Image of housing project is from a plan filed with the City by the developer, probably making it a public record, although it was colorized by Urbanize.LA, although that’s certainly not sufficiently transformative to create an intellectual property interest for them, but just in case it is I’m also claiming fair use. Anyway, I got this from Archive.Org and you can too! Satellite imagery is ©2016 Google, and I got it from here. Photo of Mitch O’Farrell at the groundbreaking ceremony appears under a claim of fair use, and I got it here.

  1. The City side of this project is in Council File 15-0377 if you want to read the wonky details.
  2. These fellows seem to be Senior Lead Officers at Rampart Division.

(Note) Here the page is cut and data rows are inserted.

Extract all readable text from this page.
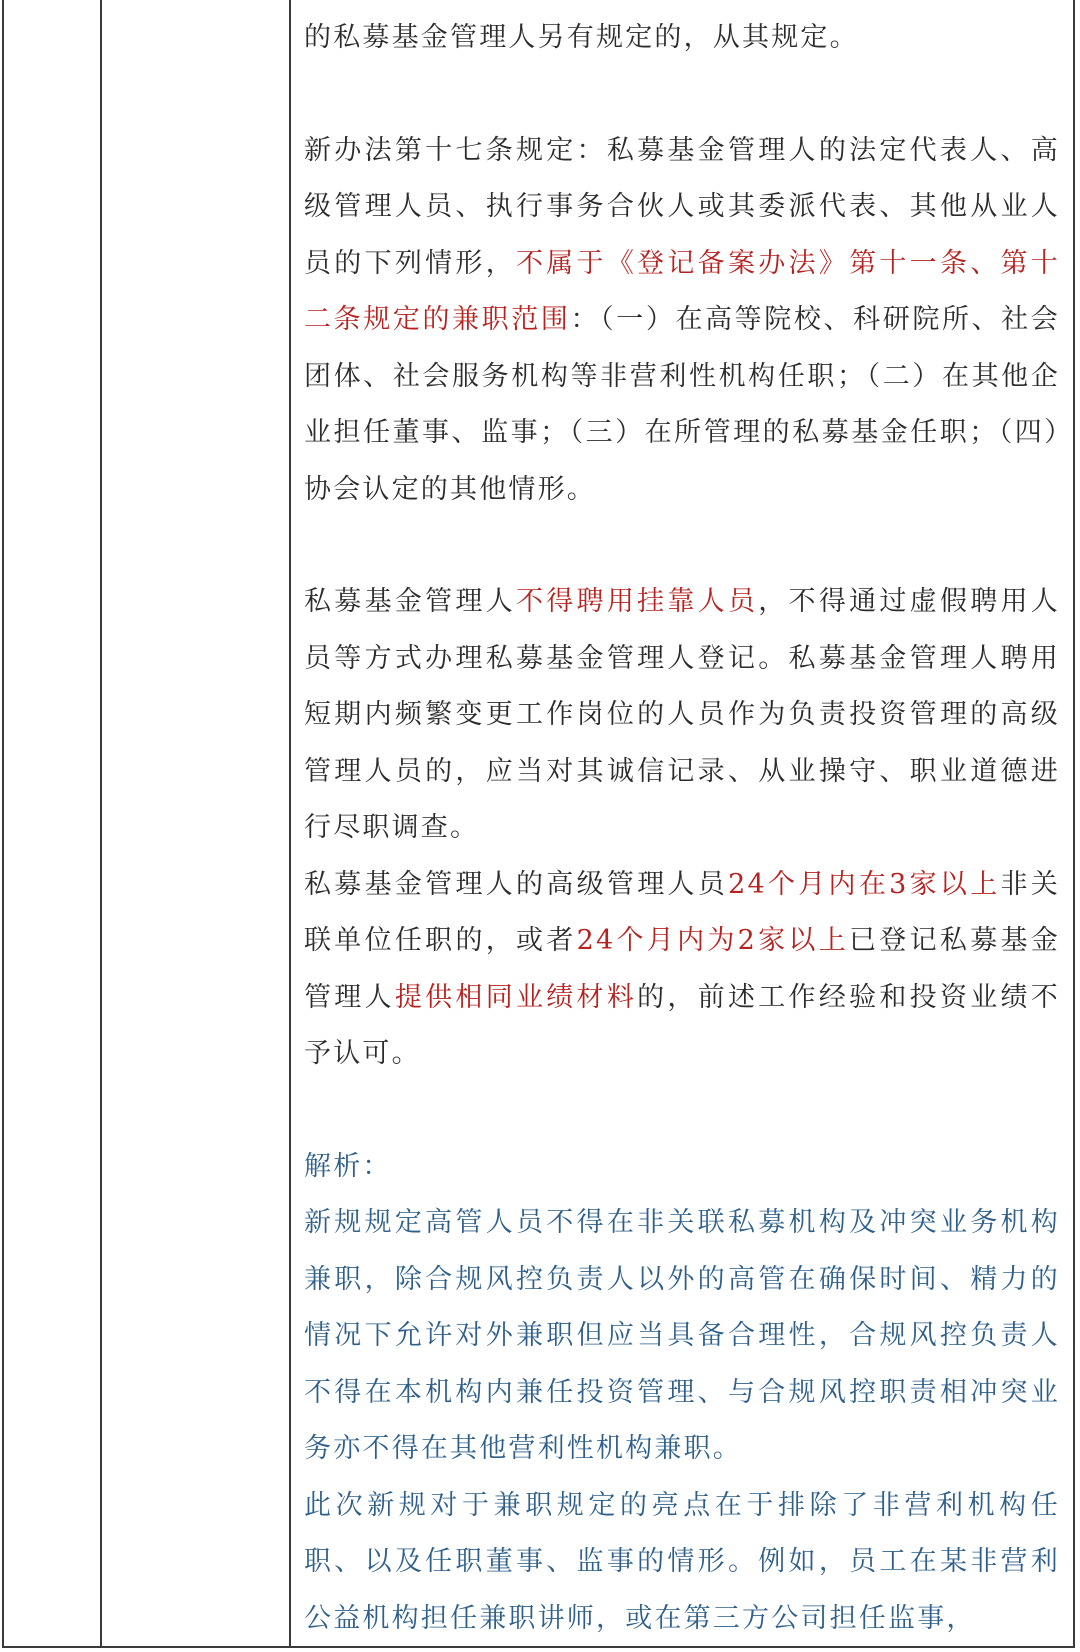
的私募基金管理人另有规定的，从其规定。

新办法第十七条规定：私募基金管理人的法定代表人、高级管理人员、执行事务合伙人或其委派代表、其他从业人员的下列情形，不属于《登记备案办法》第十一条、第十二条规定的兼职范围：（一）在高等院校、科研院所、社会团体、社会服务机构等非营利性机构任职；（二）在其他企业担任董事、监事；（三）在所管理的私募基金任职；（四）协会认定的其他情形。

私募基金管理人不得聘用挂靠人员，不得通过虚假聘用人员等方式办理私募基金管理人登记。私募基金管理人聘用短期内频繁变更工作岗位的人员作为负责投资管理的高级管理人员的，应当对其诚信记录、从业操守、职业道德进行尽职调查。

私募基金管理人的高级管理人员24个月内在3家以上非关联单位任职的，或者24个月内为2家以上已登记私募基金管理人提供相同业绩材料的，前述工作经验和投资业绩不予认可。

解析：

新规规定高管人员不得在非关联私募机构及冲突业务机构兼职，除合规风控负责人以外的高管在确保时间、精力的情况下允许对外兼职但应当具备合理性，合规风控负责人不得在本机构内兼任投资管理、与合规风控职责相冲突业务亦不得在其他营利性机构兼职。

此次新规对于兼职规定的亮点在于排除了非营利机构任职、以及任职董事、监事的情形。例如，员工在某非营利公益机构担任兼职讲师，或在第三方公司担任监事，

  3. Clean Streets Initiative; as Orwellian as it sounds.
  4. Because, as the old but in this case exceptionally appropriate joke would have it, they gave at the office.
  5. That is, why is she telling the Sanitation folks that it’s “100% affordable”? Like anyone cares? But I suppose that once you start talking in press releases it’s hard to stop.

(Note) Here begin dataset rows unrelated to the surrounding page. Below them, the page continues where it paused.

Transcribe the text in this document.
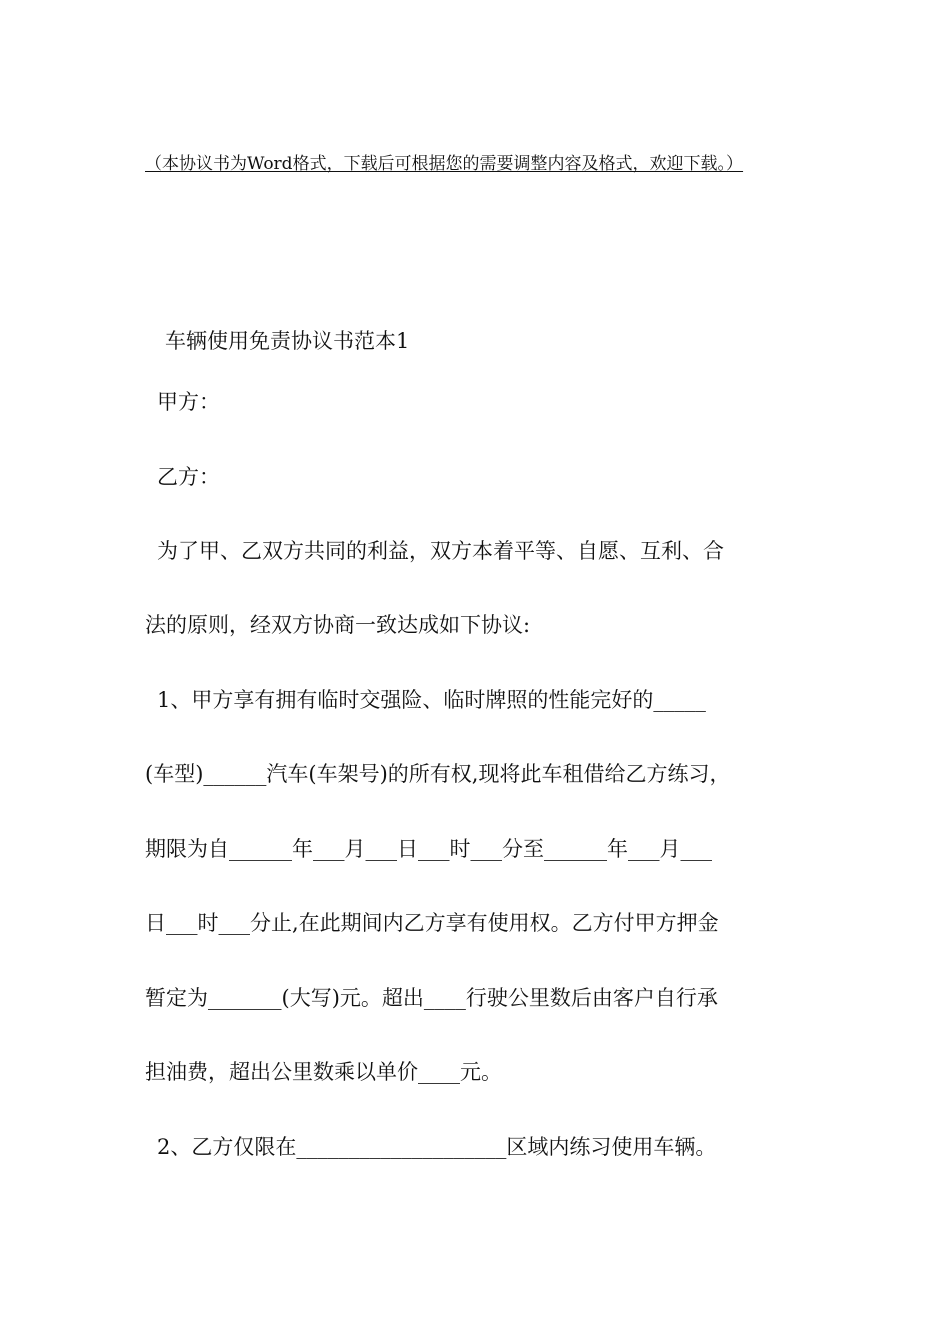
（本协议书为Word格式，下载后可根据您的需要调整内容及格式，欢迎下载。）
车辆使用免责协议书范本1
甲方：
乙方：
为了甲、乙双方共同的利益，双方本着平等、自愿、互利、合
法的原则，经双方协商一致达成如下协议:
1、甲方享有拥有临时交强险、临时牌照的性能完好的_____
(车型)______汽车(车架号)的所有权,现将此车租借给乙方练习，
期限为自______年___月___日___时___分至______年___月___
日___时___分止,在此期间内乙方享有使用权。乙方付甲方押金
暂定为_______(大写)元。超出____行驶公里数后由客户自行承
担油费，超出公里数乘以单价____元。
2、乙方仅限在____________________区域内练习使用车辆。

  6. I don’t know what it is about Bureau of Sanitation employees and these AKAs, but I’m not making them up, I swear!
  7. And if the City has procedures, you can bet that they were put in place in response to some kind of liability. Left to its own devices the City of Los Angeles would have shipped all our homeless citizens off to Slab City in the middle of the night. Carol Sobel keeps them from doing that, so there’s essentially no chance that it’s not Carol Sobel or the threat of Carol Sobel (I can only imagine the scary stories that Deputy City Attorneys tell one another around the campfire at Mike Feuer’s team-building retreats… that caused those procedures to be implemented. Which makes it pretty likely that, in violating these procedures, Renee Shackleford was also violating someone’s constitutional rights. But when VIPs are going to have to look at homeless people, I suppose that’s a small price to pay.
  8. It’s probably something mundane like the fact that the State of California requires cities to have laws if they want to continue to be a city (instead of ending up like freaking Bell, California).
  9. Oakwood Avenue is the first East/West street North of Beverly.
  10. It’s more cop-talk. All these people, Marisol Rodriguez, Kerry Morrison, Fabio freaking Conti, all of them, adopt this weirdo cop language and use it in the course of their ongoing displays of submission to their objects of worship on the LAPD. They don’t seem to know they’re doing it, and they don’t seem to have any feeling for why cops use the weirdo vocabulary that they do, which makes it doubly irritating to anyone who cares about language as a thing in itself, but somehow there is always much too much pressing material for us to write about to allow us the time to write about that. I keep hoping some social linguist will take up the matter.
  11. Assuming that 2016-00150 is the correct number for the one created on February 4, 2016 in response to Marisol Rodriguez’s request, we’re looking at about 4.2 authorizations per day. If this held in 2015, then numbers 897 and 898 would have been created around the beginning of August, 2015. Without information about how long it takes authorizations to expire, which I’m seeking but don’t yet have, it’s hard to draw conclusions from these numbers.
  12. I still can’t get over how freaking CUTE it is that all these councilstaffies call their boss their boss.
  13. And Mitch O’Farrell, for that matter, but that’s an argument for another day.